If you have seasonal allergies, you know they can be challenging, the symptoms can become difficult to tolerate.

Allergic rhinitis is increasingly common. Although this shares the same symptoms as hayfever, these can occur all year round rather than just through the pollen season. Allergic rhinitis can also be triggered by house dust mites, animal hair, traffic fumes, plant moulds, feathers in pillows, cleaning materials, air fresheners, perfumes, aftershaves and deodorants.

Allergies are an immune response to an otherwise harmless substance that comes into contact with cells in the mucus membranes of your nose, mouth, throat, lungs, stomach, and intestines. In a person with allergies, this ends up triggering the release of the chemical histamine. Histamine is a part of the immune system that causes all the symptoms you associate with allergies. Antihistamines block histamine activity, seeking to stop the allergic reaction.

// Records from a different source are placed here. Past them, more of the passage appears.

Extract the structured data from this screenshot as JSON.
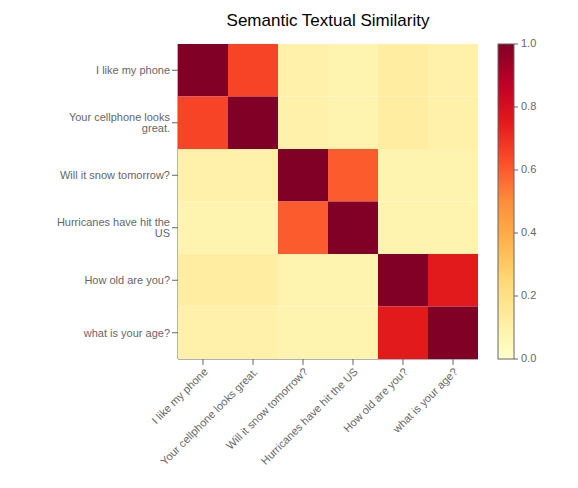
{
  "chart_data": {
    "type": "heatmap",
    "title": "Semantic Textual Similarity",
    "x_categories": [
      "I like my phone",
      "Your cellphone looks great.",
      "Will it snow tomorrow?",
      "Hurricanes have hit the US",
      "How old are you?",
      "what is your age?"
    ],
    "y_categories": [
      "I like my phone",
      "Your cellphone looks great.",
      "Will it snow tomorrow?",
      "Hurricanes have hit the US",
      "How old are you?",
      "what is your age?"
    ],
    "values": [
      [
        1.0,
        0.65,
        0.1,
        0.08,
        0.12,
        0.1
      ],
      [
        0.65,
        1.0,
        0.1,
        0.08,
        0.12,
        0.1
      ],
      [
        0.1,
        0.1,
        1.0,
        0.6,
        0.08,
        0.08
      ],
      [
        0.08,
        0.08,
        0.6,
        1.0,
        0.08,
        0.08
      ],
      [
        0.12,
        0.12,
        0.08,
        0.08,
        1.0,
        0.75
      ],
      [
        0.1,
        0.1,
        0.08,
        0.08,
        0.75,
        1.0
      ]
    ],
    "color": "YlOrRd",
    "colorbar_range": [
      0.0,
      1.0
    ],
    "colorbar_ticks": [
      {
        "value": 0.0,
        "label": "0.0"
      },
      0.2,
      0.4,
      0.6,
      0.8,
      {
        "value": 1.0,
        "label": "1.0"
      }
    ]
  }
}
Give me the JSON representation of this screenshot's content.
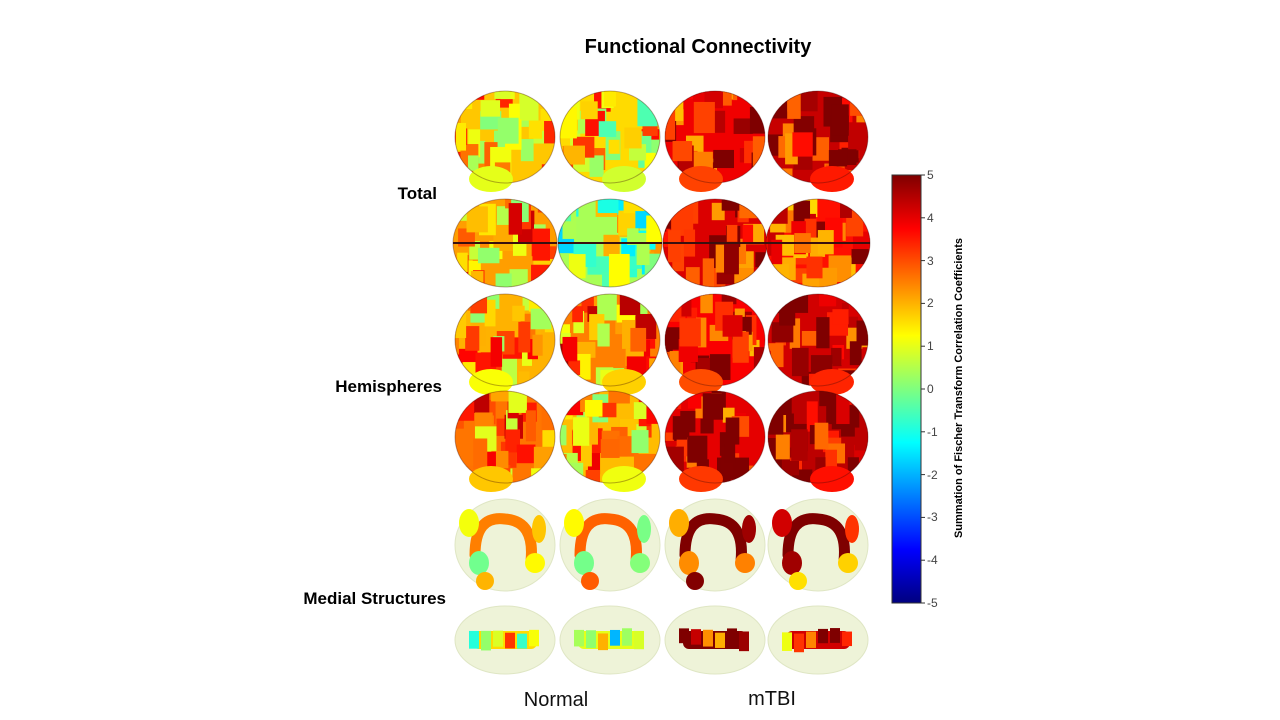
{
  "figure": {
    "title": "Functional Connectivity",
    "row_groups": [
      {
        "label": "Total"
      },
      {
        "label": "Hemispheres"
      },
      {
        "label": "Medial Structures"
      }
    ],
    "column_groups": [
      {
        "label": "Normal"
      },
      {
        "label": "mTBI"
      }
    ]
  },
  "colorbar": {
    "label": "Summation of Fischer Transform Correlation Coefficients",
    "ticks": [
      "5",
      "4",
      "3",
      "2",
      "1",
      "0",
      "-1",
      "-2",
      "-3",
      "-4",
      "-5"
    ],
    "min": -5,
    "max": 5,
    "colormap": "jet",
    "colors": [
      "#00007f",
      "#0000ff",
      "#007fff",
      "#00ffff",
      "#7fff7f",
      "#ffff00",
      "#ff7f00",
      "#ff0000",
      "#7f0000"
    ]
  },
  "panels": {
    "rows": 6,
    "cols": 4,
    "views": [
      "lateral",
      "axial",
      "lateral",
      "lateral",
      "medial-glass",
      "axial-glass"
    ],
    "mean_values": [
      [
        1.8,
        1.6,
        3.9,
        4.3
      ],
      [
        2.2,
        0.4,
        4.1,
        3.6
      ],
      [
        2.0,
        2.5,
        3.8,
        4.2
      ],
      [
        2.6,
        1.9,
        4.0,
        4.4
      ],
      [
        1.0,
        1.3,
        3.7,
        3.5
      ],
      [
        0.8,
        0.2,
        4.2,
        3.4
      ]
    ]
  }
}
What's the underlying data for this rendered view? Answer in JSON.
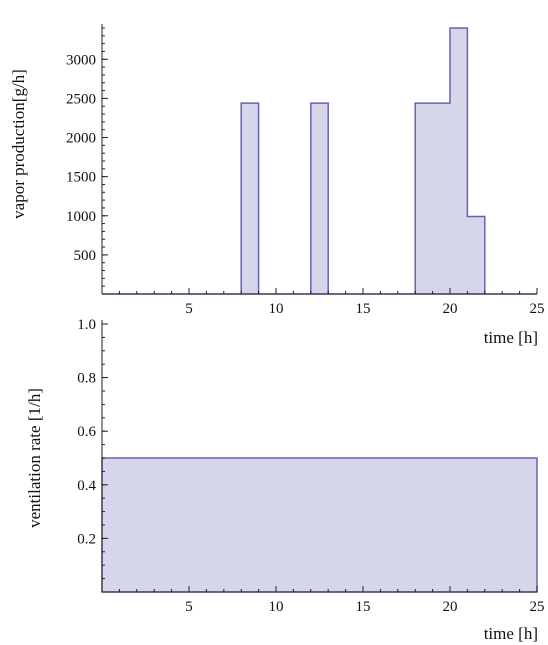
{
  "chart_data": [
    {
      "type": "area",
      "step": true,
      "title": "",
      "xlabel": "",
      "ylabel": "vapor production[g/h]",
      "xlim": [
        0,
        25
      ],
      "ylim": [
        0,
        3400
      ],
      "x_ticks": [
        5,
        10,
        15,
        20,
        25
      ],
      "x_tick_labels": [
        "5",
        "10",
        "15",
        "20",
        "25"
      ],
      "y_ticks": [
        500,
        1000,
        1500,
        2000,
        2500,
        3000
      ],
      "y_tick_labels": [
        "500",
        "1000",
        "1500",
        "2000",
        "2500",
        "3000"
      ],
      "grid": false,
      "series": [
        {
          "color": "#6464b4",
          "fill": "#d6d6ea",
          "segments": [
            {
              "x_start": 0,
              "x_end": 8,
              "y": 0
            },
            {
              "x_start": 8,
              "x_end": 9,
              "y": 2440
            },
            {
              "x_start": 9,
              "x_end": 12,
              "y": 0
            },
            {
              "x_start": 12,
              "x_end": 13,
              "y": 2440
            },
            {
              "x_start": 13,
              "x_end": 18,
              "y": 0
            },
            {
              "x_start": 18,
              "x_end": 20,
              "y": 2440
            },
            {
              "x_start": 20,
              "x_end": 21,
              "y": 3400
            },
            {
              "x_start": 21,
              "x_end": 22,
              "y": 990
            },
            {
              "x_start": 22,
              "x_end": 25,
              "y": 0
            }
          ]
        }
      ]
    },
    {
      "type": "area",
      "step": true,
      "title": "",
      "xlabel": "time [h]",
      "ylabel": "ventilation rate [1/h]",
      "xlim": [
        0,
        25
      ],
      "ylim": [
        0,
        1.0
      ],
      "x_ticks": [
        5,
        10,
        15,
        20,
        25
      ],
      "x_tick_labels": [
        "5",
        "10",
        "15",
        "20",
        "25"
      ],
      "y_ticks": [
        0.2,
        0.4,
        0.6,
        0.8,
        1.0
      ],
      "y_tick_labels": [
        "0.2",
        "0.4",
        "0.6",
        "0.8",
        "1.0"
      ],
      "grid": false,
      "series": [
        {
          "color": "#6464b4",
          "fill": "#d6d6ea",
          "segments": [
            {
              "x_start": 0,
              "x_end": 25,
              "y": 0.5
            }
          ]
        }
      ]
    }
  ],
  "between_label": "time [h]"
}
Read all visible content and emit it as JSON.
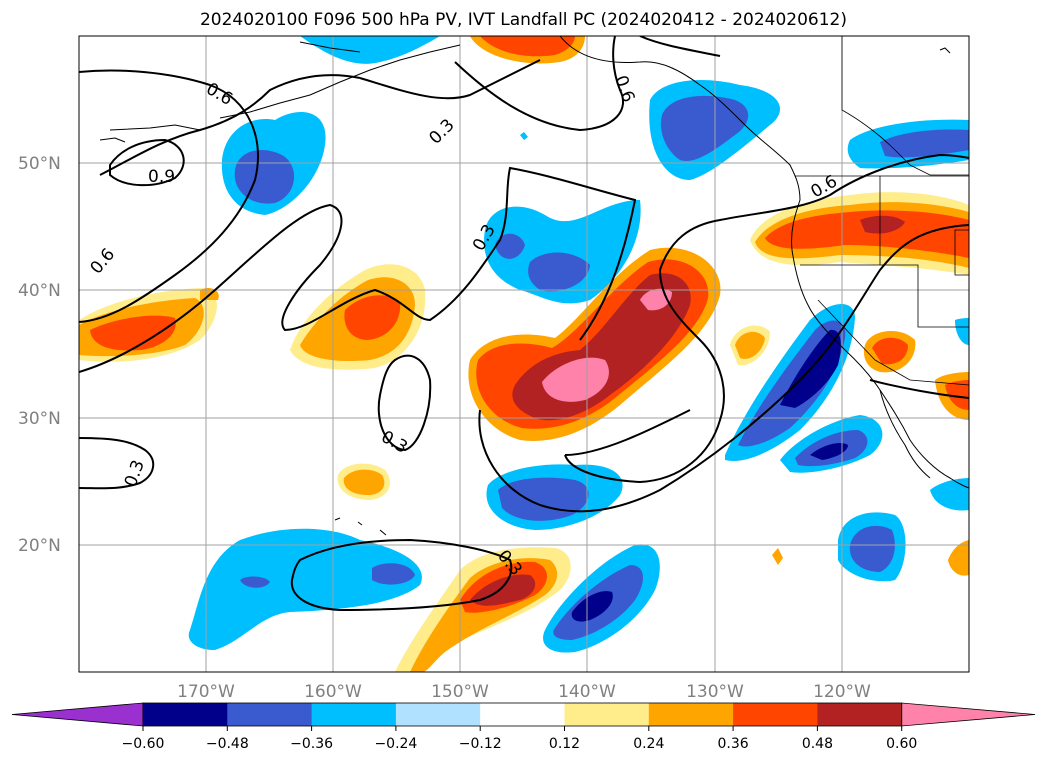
{
  "title": "2024020100 F096 500 hPa PV, IVT Landfall PC (2024020412 - 2024020612)",
  "lat_labels": [
    "50°N",
    "40°N",
    "30°N",
    "20°N"
  ],
  "lon_labels": [
    "170°W",
    "160°W",
    "150°W",
    "140°W",
    "130°W",
    "120°W"
  ],
  "contour_labels": [
    "0.6",
    "0.9",
    "0.6",
    "0.3",
    "0.6",
    "0.3",
    "0.6",
    "0.3",
    "0.3",
    "0.3"
  ],
  "colorbar": {
    "ticks": [
      "−0.60",
      "−0.48",
      "−0.36",
      "−0.24",
      "−0.12",
      "0.12",
      "0.24",
      "0.36",
      "0.48",
      "0.60"
    ],
    "colors": [
      "#9b30d0",
      "#00008b",
      "#3a5bd0",
      "#00bfff",
      "#b0e2ff",
      "#ffffff",
      "#ffec8b",
      "#ffa500",
      "#ff4500",
      "#b22222",
      "#ff82ab"
    ]
  }
}
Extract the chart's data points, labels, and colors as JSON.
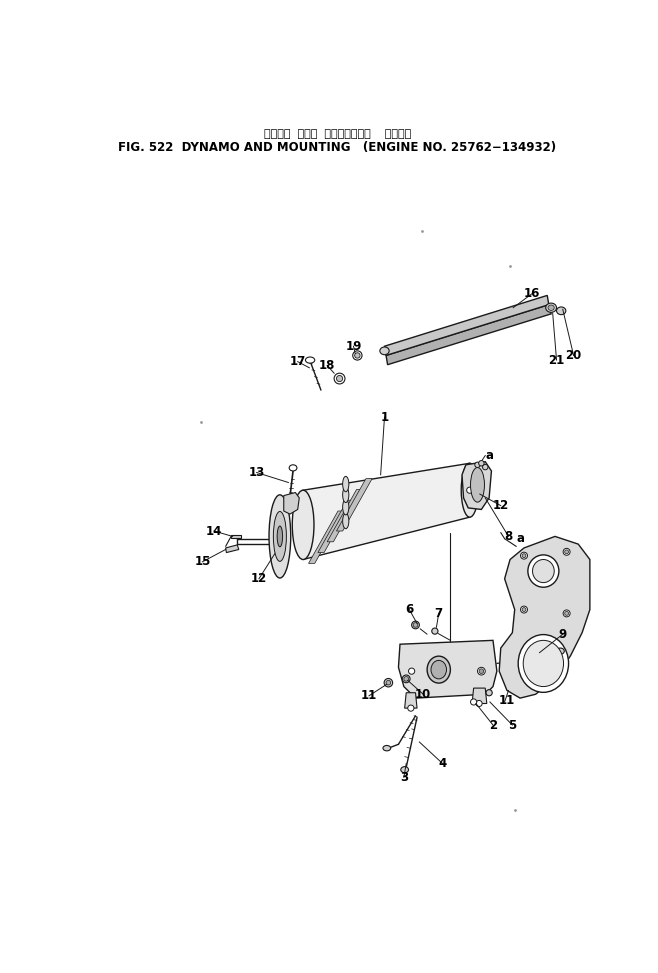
{
  "title_japanese": "ダイナモ  および  マウンティング    適用号機",
  "title_english": "FIG. 522  DYNAMO AND MOUNTING   (ENGINE NO. 25762−134932)",
  "bg_color": "#ffffff",
  "line_color": "#1a1a1a",
  "fig_width": 6.58,
  "fig_height": 9.73,
  "dpi": 100
}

Many allergy medications on the shelves of the drugstores work as antihistamines. But there are also certain foods and plant extracts that may similarly block the effects of histamine.

Did you know that stinging nettle (Urtica dioica) is a natural antihistamine?

If allergic rhinitis brings out itchy skin, bumpy red rashes or inflamed skin you may benefit from nettle. Nettle tea and nettle tincture are widely available. But nettle soup made from freshly harvested nettle leaves is also a great help to ease allergy symptoms.

For a nettle tea, measure one teaspoon of dried nettle to one cup of boiling water. Allow it to steep for 10 minutes, then strain and drink.